From the Rue Longue we had turned into a labyrinth of crooked, staircase-like lanes, winding here and there from side to side, but constantly ascending, the whole net-work, owing to the number of arches thrown across above, seeming to be half underground, but in reality a honey-combed erection clinging to the steep hill-side.

“Dancing-dogs!” said Janet, pausing in the darkest of these turnings. “Let us go back and see them.”

But we all exclaimed against this; Mrs. Trescott’s little old feet were wearied with curling over the round stones, and Margaret was tired. Inness and Baker offered to make dancing-dogs of themselves for the remainder of the morning, and dogs, too, of a very superior quality, if she would only go on.

The Professor, who, in his “winnowing progress,” as Mrs. Trescott called it, had fallen behind, now joined us, followed by Miss Graves.

“I have just witnessed a remarkably interesting little ceremony,” he began, “quite mediaeval a herald, with his trumpet, making an announcement through the streets. I could not comprehend all he said, but no doubt it was something of importance to the community.”

“It was,” said Miss Graves’s monotonous voice. “He was telling them that excellent sausage-meat was now to be obtained at a certain shop for a price much lower than before.”

“Ah,” said the Professor. Then, rallying, he added, “But the ceremony was the same.”

“Certainly,” I said, with my usual unappreciated benevolence.

“I wonder what induced these people to build their houses upon such a crag as this, when they had the whole sunny coast to choose from?” said Janet.

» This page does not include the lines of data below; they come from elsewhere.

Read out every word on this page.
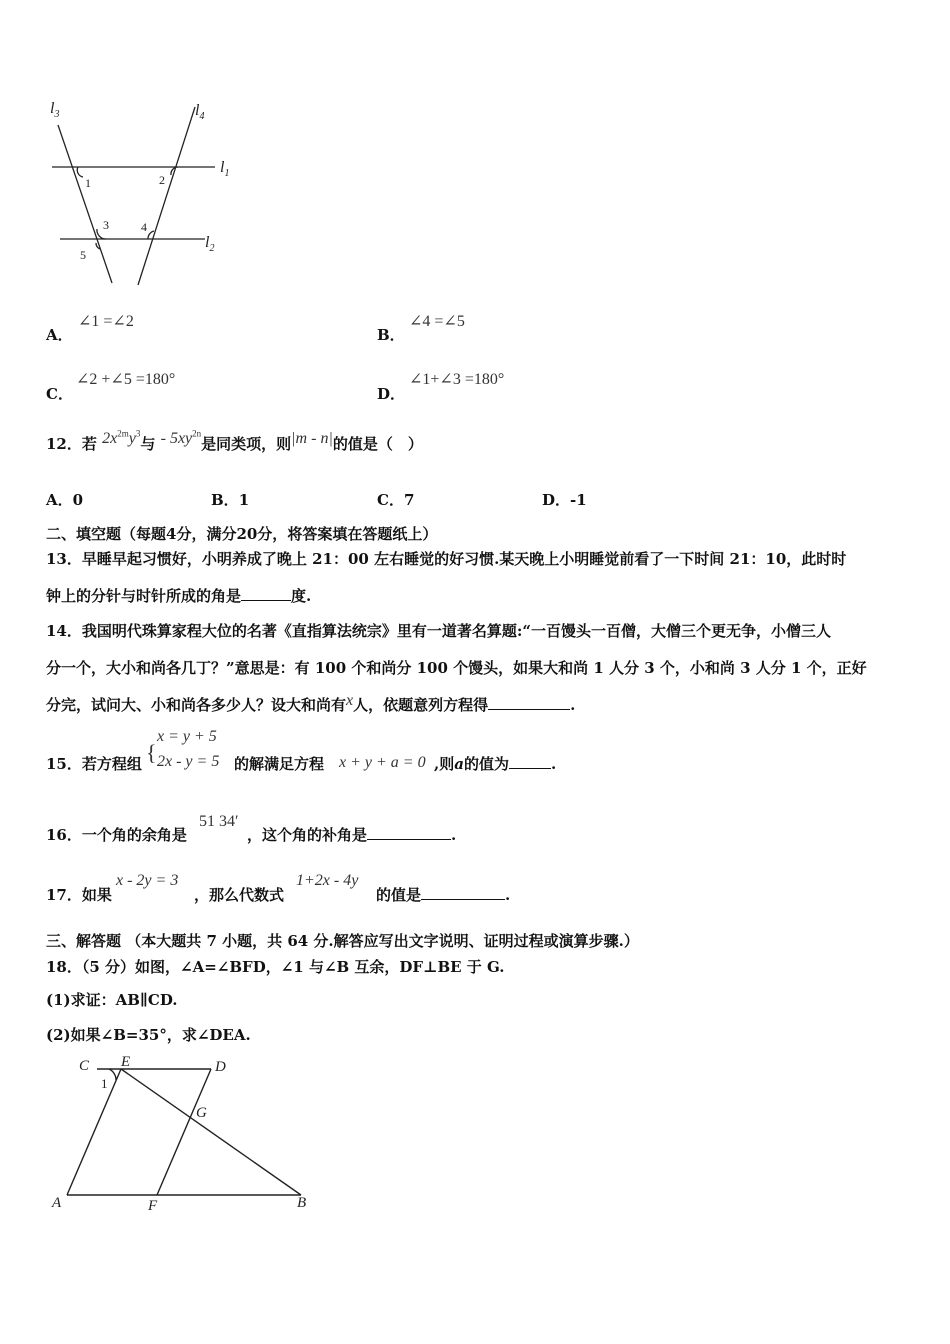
$l_3$	$l_4$
$l_1$
$l_2$
1	2
3	4
5
A．
∠1 =∠2
B．
∠4 =∠5
C．
∠2 +∠5 =180°
D．
∠1+∠3 =180°
12．若 $2x^{2m}y^3$与 - $5xy^{2n}$是同类项，则|m - n|的值是（　）
A．0	B．1	C．7	D．-1
二、填空题（每题4分，满分20分，将答案填在答题纸上）
13．早睡早起习惯好，小明养成了晚上 21：00 左右睡觉的好习惯.某天晚上小明睡觉前看了一下时间 21：10，此时时
钟上的分针与时针所成的角是	度.
14．我国明代珠算家程大位的名著《直指算法统宗》里有一道著名算题:“一百馒头一百僧，大僧三个更无争，小僧三人
分一个，大小和尚各几丁？”意思是：有 100 个和尚分 100 个馒头，如果大和尚 1 人分 3 个，小和尚 3 人分 1 个，正好
分完，试问大、小和尚各多少人？设大和尚有x人，依题意列方程得	.
15．若方程组 {
x = y + 5
2x - y = 5 的解满足方程 x + y + a = 0 ,则a的值为	.
16．一个角的余角是
51 34′
，这个角的补角是	.
17．如果
x - 2y = 3
，那么代数式
1+2x - 4y
的值是	.
三、解答题 （本大题共 7 小题，共 64 分.解答应写出文字说明、证明过程或演算步骤.）
18．（5 分）如图，∠A=∠BFD，∠1 与∠B 互余，DF⊥BE 于 G.
(1)求证：AB∥CD.
(2)如果∠B=35°，求∠DEA.
C E	D
G
A	F	B
1
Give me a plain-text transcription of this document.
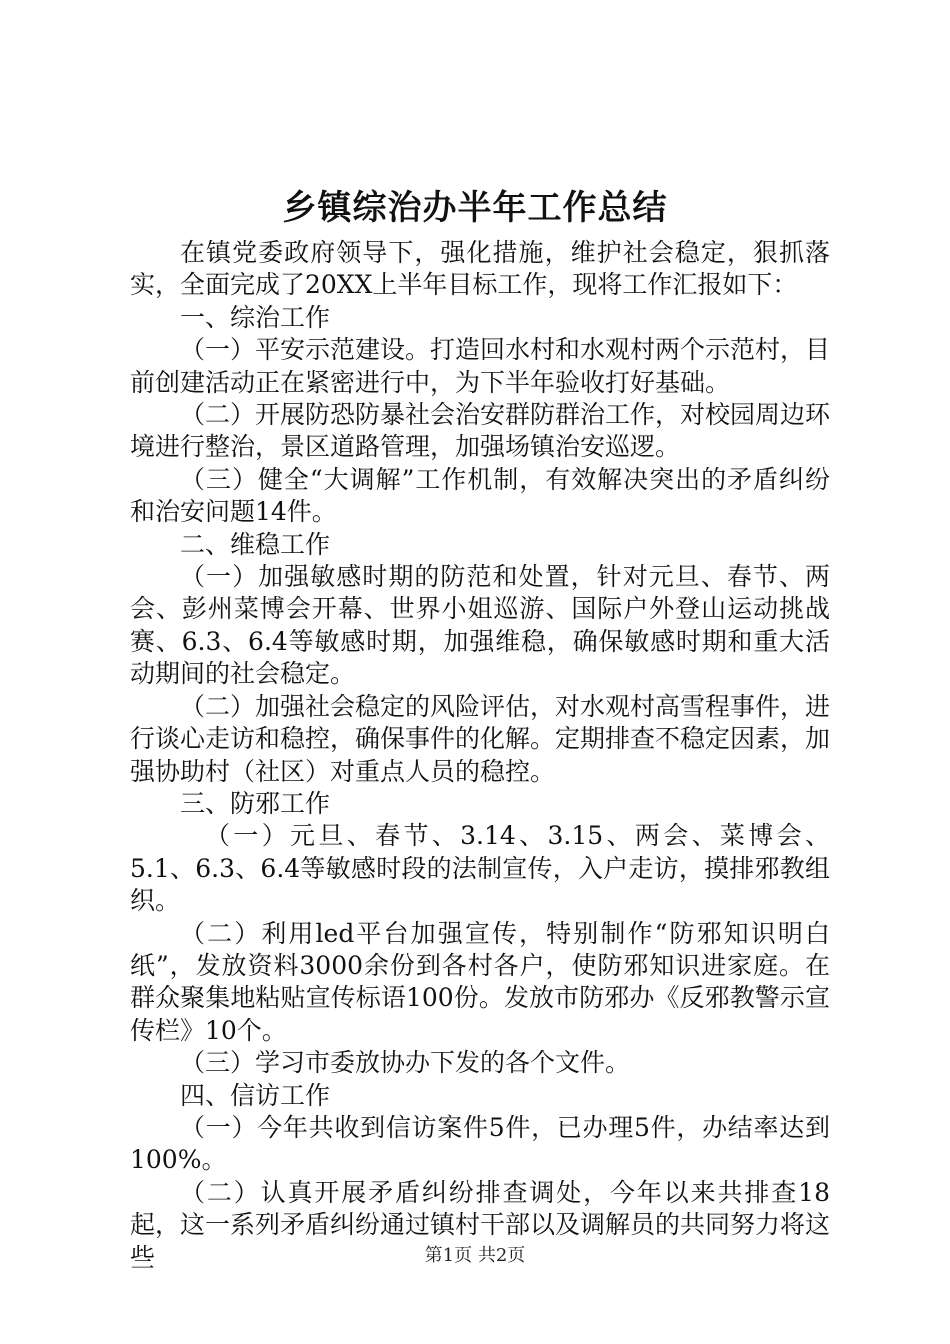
乡镇综治办半年工作总结

在镇党委政府领导下，强化措施，维护社会稳定，狠抓落实，全面完成了20XX上半年目标工作，现将工作汇报如下：

一、综治工作

（一）平安示范建设。打造回水村和水观村两个示范村，目前创建活动正在紧密进行中，为下半年验收打好基础。

（二）开展防恐防暴社会治安群防群治工作，对校园周边环境进行整治，景区道路管理，加强场镇治安巡逻。

（三）健全“大调解”工作机制，有效解决突出的矛盾纠纷和治安问题14件。

二、维稳工作

（一）加强敏感时期的防范和处置，针对元旦、春节、两会、彭州菜博会开幕、世界小姐巡游、国际户外登山运动挑战赛、6.3、6.4等敏感时期，加强维稳，确保敏感时期和重大活动期间的社会稳定。

（二）加强社会稳定的风险评估，对水观村高雪程事件，进行谈心走访和稳控，确保事件的化解。定期排查不稳定因素，加强协助村（社区）对重点人员的稳控。

三、防邪工作

（一）元旦、春节、3.14、3.15、两会、菜博会、5.1、6.3、6.4等敏感时段的法制宣传，入户走访，摸排邪教组织。

（二）利用led平台加强宣传，特别制作“防邪知识明白纸”，发放资料3000余份到各村各户，使防邪知识进家庭。在群众聚集地粘贴宣传标语100份。发放市防邪办《反邪教警示宣传栏》10个。

（三）学习市委放协办下发的各个文件。

四、信访工作

（一）今年共收到信访案件5件，已办理5件，办结率达到100%。

（二）认真开展矛盾纠纷排查调处，今年以来共排查18起，这一系列矛盾纠纷通过镇村干部以及调解员的共同努力将这些	第1页 共2页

The Professor, charmed with this idle little speech (which he took for a thirst for knowledge), hastened by several of us as we walked in single file, in order to be nearer to the questioner.

“You may not be aware, Miss Trescott,” he began (she was still in advance, but he hoped to make up the distance), “that this whole shore, called the Riviera

“Let us begin fairly,” I said. “What is the Riviera?”

“It is heaven,” said Mrs. Clary.

“It is the coast of the Gulf of Genoa,” said the Professor, “extending both eastward and westward from the city of that name. On the west it extends geographically to Nice; but Cannes and Antibes are generally included. This shore-line, then, has been subject from a very early date to attacks from the pirates of the Mediterranean, who swept down upon the coast and carried off as slaves all who came in their way. To escape the horrors of this slavery the inhabitants chose situations like this steep hill-side, and crowded their stone dwellings closely together so that they formed continuous walls, which were often joined also by arched bridges, like these above us now, and connected by dark and winding passageways below, so that escape was easy and pursuit impossible. It was a veritable

“Rabbit-warren,” suggested Baker.

Inness made no suggestions; he was next to the Professor, and fully occupied in blocking, with apparent entire unconsciousness, all his efforts to pass and join Janet.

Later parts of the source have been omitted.